L’énigme des Blanc-Manteaux de Jean-François Parot

Nicolas Le FlochTâchons de faire court puisqu’il existe, me semble-t-il, un engouement autour de Nicolas Le Floch, qu’après lecture de ce premier volume je ne partage pas, mais qui lui a valu une adaptation télévisée que je ne regarderai pas.

L’énigme des Blancs-Manteaux remplit le cahier des charges du roman policier historique : un héros de caractère qui s’apprécie, un contexte maîtrisé, une restitution soignée, une intrigue solide et de préférence haut placée. Le héros : Nicolas Le Floch, Breton orphelin élevé par un bon chanoine, envoyé à la capitale grâce aux relations de son noble parrain, le marquis de Ranreuil, pour devenir rien de moins que l’assistant du lieutenant criminel de Paris. Le contexte : Paris au début de 1760 sous le règne de Louis XV et de la marquise de Pompadour. La restitution : version intégrale avec descriptions des rues, vêtements, métiers, jusqu’à des scènes entières pour décrire un repas entre gens de très bonne compagnie. L’intrigue : le commissaire Lardin chez lequel Nicolas Le Floch est logé a disparu. Le jeune homme doit enquêter sans faire de vagues car il ne s’agit pas là d’un « banal cas criminel, mais bien d’une affaire d’Etat ».

J’ai trouvé ce livre très convenu.

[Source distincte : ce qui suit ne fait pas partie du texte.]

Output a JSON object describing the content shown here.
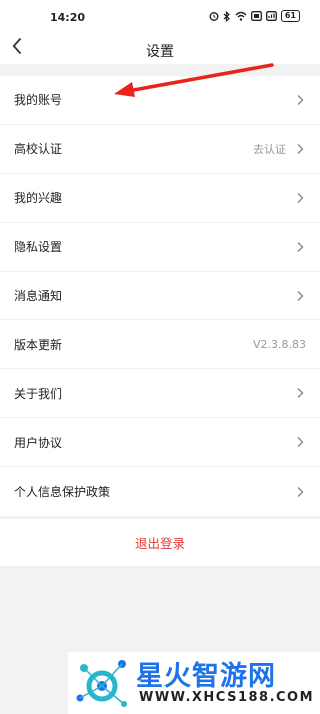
{
  "status_bar": {
    "time": "14:20",
    "battery": "61"
  },
  "header": {
    "back_icon": "chevron-left-icon",
    "title": "设置"
  },
  "settings": [
    {
      "label": "我的账号",
      "value": ""
    },
    {
      "label": "高校认证",
      "value": "去认证"
    },
    {
      "label": "我的兴趣",
      "value": ""
    },
    {
      "label": "隐私设置",
      "value": ""
    },
    {
      "label": "消息通知",
      "value": ""
    },
    {
      "label": "版本更新",
      "value": "V2.3.8.83"
    },
    {
      "label": "关于我们",
      "value": ""
    },
    {
      "label": "用户协议",
      "value": ""
    },
    {
      "label": "个人信息保护政策",
      "value": ""
    }
  ],
  "logout_label": "退出登录",
  "watermark": {
    "brand": "星火智游网",
    "url": "WWW.XHCS188.COM"
  },
  "colors": {
    "accent_red": "#e53935",
    "watermark_blue": "#1e73e8"
  }
}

Rien de surprenant tant en ce qui concerne les différentes scènes que les personnages. Un seul exemple : Nicolas est amoureux d’Isabelle, la fille de son parrain, celui qui lui veut tant de bien. Ce bienfaiteur surprend Nicolas et Isabelle, se fâche et défend au jeune homme de jamais revoir sa fille. « Mon filleul, tu ne peux pas comprendre. Fais-moi confiance, un jour tu sauras. Je ne peux rien t’expliquer maintenant. » Est-ce que j’ai vraiment lu trop de livres ou bien vous aussi vous avez deviné que Nicolas est le fils illégitime du marquis ? On est censé l’apprendre à la fin, sur le mode de la révélation extraordinaire, mais enfin, avec une scène pareille page 58, on sait à quoi s’attendre…
Et que dire de la scène finale où Nicolas Le Floch explique brillamment le pourquoi du comment à tous les protagonistes rassemblés, exposant ainsi le cheminement de ses réflexions et déductions. On se croirait dans un salon avec Hercule Poirot…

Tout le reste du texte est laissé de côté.